Other new features include Track Alternatives (a way to try out playlists of various regions or different versions of tracks), 192 additional buses, updates to the 64-bit summing engine, a minor UI refresh and Selection-Based Processing, which allows working with effects for individual audio regions. But the feature that caught my attention is iCloud sync with GarageBand. It sends what’s essentially a premix to GarageBand so you’re not burning the bandwidth of a large project, and if you add tracks to GarageBand while you’re on the go, the new material will be in iCloud and syncable with the project when you return to Logic Pro X.

This also underscores that “the cloud” continues to grow—and it’s not just about working on a project, saving it to the cloud and having it available wherever you are. Soundsonline has offered its Composer Cloud for a while, where for $29.99 a month (or $299 a year) you can access more than 10,000 virtual instruments; if you need something, download it. However, Roland has now stepped into the cloud world with a subscription-based service for sound libraries and new instruments. While I don’t expect Roland to stop manufacturing hardware, the intention is clear: make the world of synthesis, sampling, and sound libraries more accessible.

Part of Roland’s initiative involves RainLink, which is a hardware/software protocol that provides higher-resolution control for RainLink-compatible hardware. Although some are getting ahead of themselves and calling it a replacement for MIDI, that’s not what it’s all about; it’s more like a parallel supplement.

However, there’s also a lot happening on the MIDI front. Bluetooth Low Energy for MIDI (BLEMIDI) is gaining traction; I’ve been using CME’s Bluetooth keyboard in the studio, and the latency is under 10 ms. Although Apple has supported BLE-MIDI since iOS 8 and OSX 10.10, last year, the Windows 10 Anniversary edition introduced native BLE-MIDI support. (At Winter NAMM, Cakewalk demoed the Zivix Jamstik running with Sonar on a Windows 10 Microsoft Surface Pro with no extra hardware.) Although being able to clean up that neverending tangle of wires in the studio has its benefits, BLE-MIDI also represents a big step forward for mobile applications.

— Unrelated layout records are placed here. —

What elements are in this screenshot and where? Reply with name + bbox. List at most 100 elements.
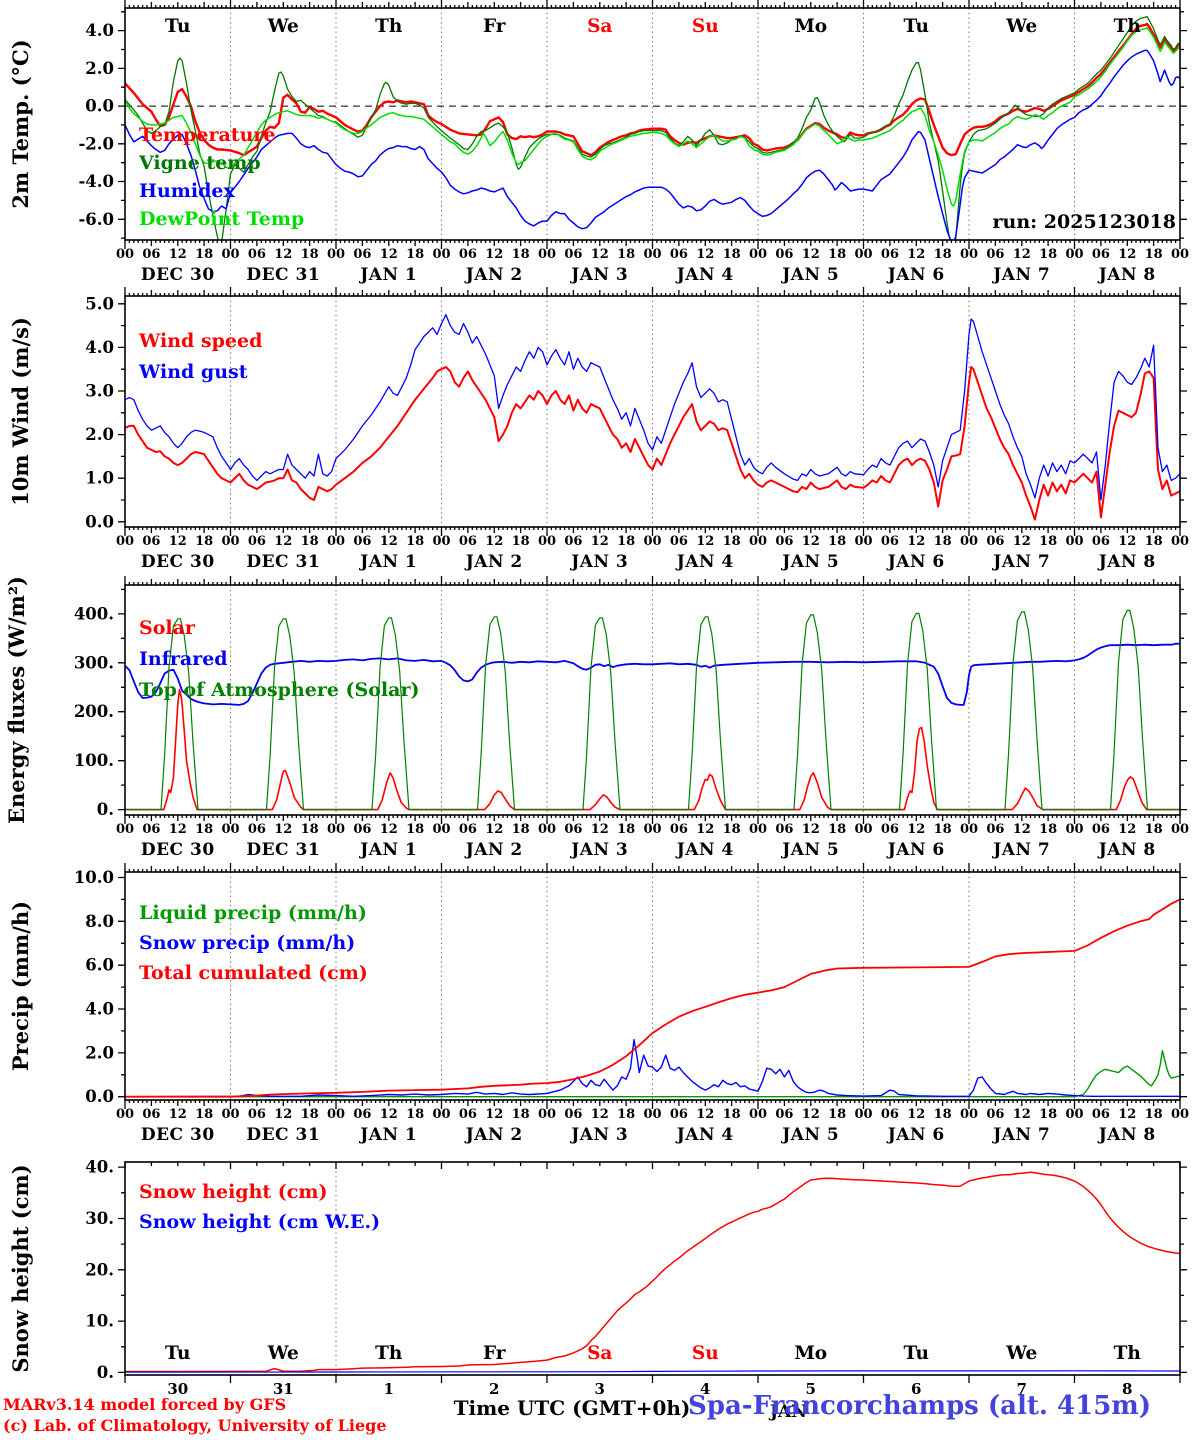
y-tick-label: 2.0 [85, 425, 114, 444]
hour-label: 18 [617, 1107, 635, 1122]
date-label: JAN 3 [569, 552, 628, 572]
hour-label: 00 [327, 822, 345, 837]
hour-label: 06 [775, 822, 793, 837]
y-axis-title-wind: 10m Wind (m/s) [8, 317, 33, 506]
hour-label: 12 [1013, 534, 1031, 549]
legend-temperature: Temperature [139, 124, 276, 146]
series-wind-gust [125, 314, 1180, 501]
panel-frame [124, 7, 1181, 241]
y-tick-label: 2.0 [85, 59, 114, 78]
hour-label: 06 [564, 247, 582, 262]
day-number-label: 2 [489, 1380, 499, 1398]
hour-label: 12 [591, 1107, 609, 1122]
hour-label: 12 [169, 1107, 187, 1122]
legend-total-cumulated-cm-: Total cumulated (cm) [139, 962, 368, 984]
y-tick-label: 300. [74, 653, 114, 672]
date-label: JAN 1 [358, 840, 417, 860]
hour-label: 00 [221, 822, 239, 837]
date-label: DEC 30 [141, 840, 215, 860]
y-tick-label: 20. [85, 1260, 114, 1279]
hour-label: 12 [696, 534, 714, 549]
hour-label: 12 [274, 534, 292, 549]
hour-label: 18 [406, 822, 424, 837]
hour-label: 06 [881, 534, 899, 549]
y-tick-label: 6.0 [85, 956, 114, 975]
hour-label: 00 [1171, 822, 1189, 837]
date-label: JAN 3 [569, 1125, 628, 1145]
hour-label: 12 [591, 822, 609, 837]
weekday-label: Tu [165, 16, 191, 37]
hour-label: 00 [327, 1107, 345, 1122]
y-tick-label: -6.0 [78, 210, 114, 229]
date-label: JAN 7 [991, 840, 1050, 860]
hour-label: 06 [459, 247, 477, 262]
hour-label: 12 [1013, 1107, 1031, 1122]
hour-label: 12 [802, 534, 820, 549]
day-gridlines [230, 872, 1075, 1100]
hour-label: 06 [670, 1107, 688, 1122]
date-label: JAN 8 [1097, 265, 1156, 285]
hour-label: 00 [749, 534, 767, 549]
hour-label: 18 [617, 822, 635, 837]
hour-label: 06 [775, 1107, 793, 1122]
hour-label: 12 [380, 247, 398, 262]
legend-top-of-atmosphere-solar-: Top of Atmosphere (Solar) [139, 679, 419, 701]
hour-label: 18 [617, 247, 635, 262]
hour-label: 12 [1118, 1107, 1136, 1122]
hour-label: 00 [538, 1107, 556, 1122]
hour-label: 12 [380, 1107, 398, 1122]
date-label: DEC 30 [141, 552, 215, 572]
hour-label: 18 [406, 1107, 424, 1122]
hour-label: 06 [564, 1107, 582, 1122]
hour-label: 18 [828, 247, 846, 262]
hour-label: 12 [1013, 822, 1031, 837]
hour-label: 18 [1039, 822, 1057, 837]
date-label: JAN 3 [569, 840, 628, 860]
hour-label: 00 [960, 247, 978, 262]
y-tick-label: 0.0 [85, 512, 114, 531]
month-label: JAN [770, 1402, 807, 1422]
date-label: JAN 6 [886, 552, 945, 572]
y-tick-label: 4.0 [85, 1000, 114, 1019]
weekday-label: Mo [794, 16, 827, 37]
date-label: DEC 31 [246, 1125, 320, 1145]
y-axis-title-temperature: 2m Temp. (°C) [8, 39, 33, 208]
hour-label: 12 [591, 534, 609, 549]
hour-label: 00 [854, 1107, 872, 1122]
date-label: JAN 1 [358, 1125, 417, 1145]
footer-lab-credit: (c) Lab. of Climatology, University of L… [3, 1416, 387, 1435]
hour-label: 06 [353, 247, 371, 262]
hour-label: 00 [749, 822, 767, 837]
hour-label: 18 [301, 247, 319, 262]
hour-label: 06 [881, 822, 899, 837]
day-number-label: 8 [1122, 1380, 1132, 1398]
weekday-label: Mo [794, 1343, 827, 1364]
hour-label: 06 [459, 534, 477, 549]
hour-label: 06 [881, 247, 899, 262]
hour-label: 00 [643, 534, 661, 549]
y-tick-label: 5.0 [85, 294, 114, 313]
hour-label: 00 [221, 247, 239, 262]
legend-snow-height-cm-w-e-: Snow height (cm W.E.) [139, 1211, 380, 1233]
hour-label: 00 [960, 534, 978, 549]
hour-label: 06 [986, 1107, 1004, 1122]
day-number-label: 1 [384, 1380, 394, 1398]
day-gridlines [230, 296, 1075, 527]
hour-label: 06 [142, 247, 160, 262]
weekday-label: Tu [903, 16, 929, 37]
hour-label: 00 [432, 534, 450, 549]
hour-label: 00 [327, 247, 345, 262]
date-label: JAN 7 [991, 1125, 1050, 1145]
station-title: Spa-Francorchamps (alt. 415m) [688, 1391, 1152, 1421]
footer-model-credit: MARv3.14 model forced by GFS [3, 1395, 287, 1414]
y-axis-title-snow: Snow height (cm) [8, 1164, 33, 1372]
hour-label: 12 [274, 822, 292, 837]
hour-label: 18 [512, 534, 530, 549]
y-tick-label: 100. [74, 751, 114, 770]
hour-label: 00 [960, 1107, 978, 1122]
hour-label: 00 [854, 822, 872, 837]
weekday-label: We [1005, 1343, 1037, 1364]
hour-label: 00 [1171, 1107, 1189, 1122]
series-liquid-precip-mm-h- [125, 1049, 1180, 1098]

Meanwhile, MPE (MIDI Polyphonic Expression) is close to being finalized. One of MIDI’s traditional limitations, and of electronic instruments in general, is an inability to approach the kind of expressiveness associated with acoustic instruments. MPE allows expression for individual notes within a polyphonic data stream by maximizing the use of MIDI channels to allow per-note control of pitch, volume, timbre and more. Championed by ROLI, Roger Linn and others, MPE is already proving its worth with next-gen electronic controllers like ROLI’s keyboards and the Linnstrument.

Windows 10 has also graduated to Multi-Client Support for MIDI, which is basically geek-speak for being able to run several MIDI programs at once on the same computer. This is helpful for working with DAWs because often, virtual instruments or processors communicate with editing programs via MIDI—and without a multi-client system, you can’t use MIDI with them and a DAW at the same time. Furthermore, Chrome and Opera now support the Web-MIDI API (which is what allowed you to play a synth on Google’s home page when it did its tribute to Bob Moog). Although Firefox support is in progress, Microsoft and Apple aren’t committed to supporting it yet—but it probably won’t take long before they figure out this is a feature worth adding.

2017 is shaping up to be perhaps the most important year for MIDI since its introduction. Fold in Bluetooth, the cloud and the ever-evolving world of DAWs, and it should be a fun ride.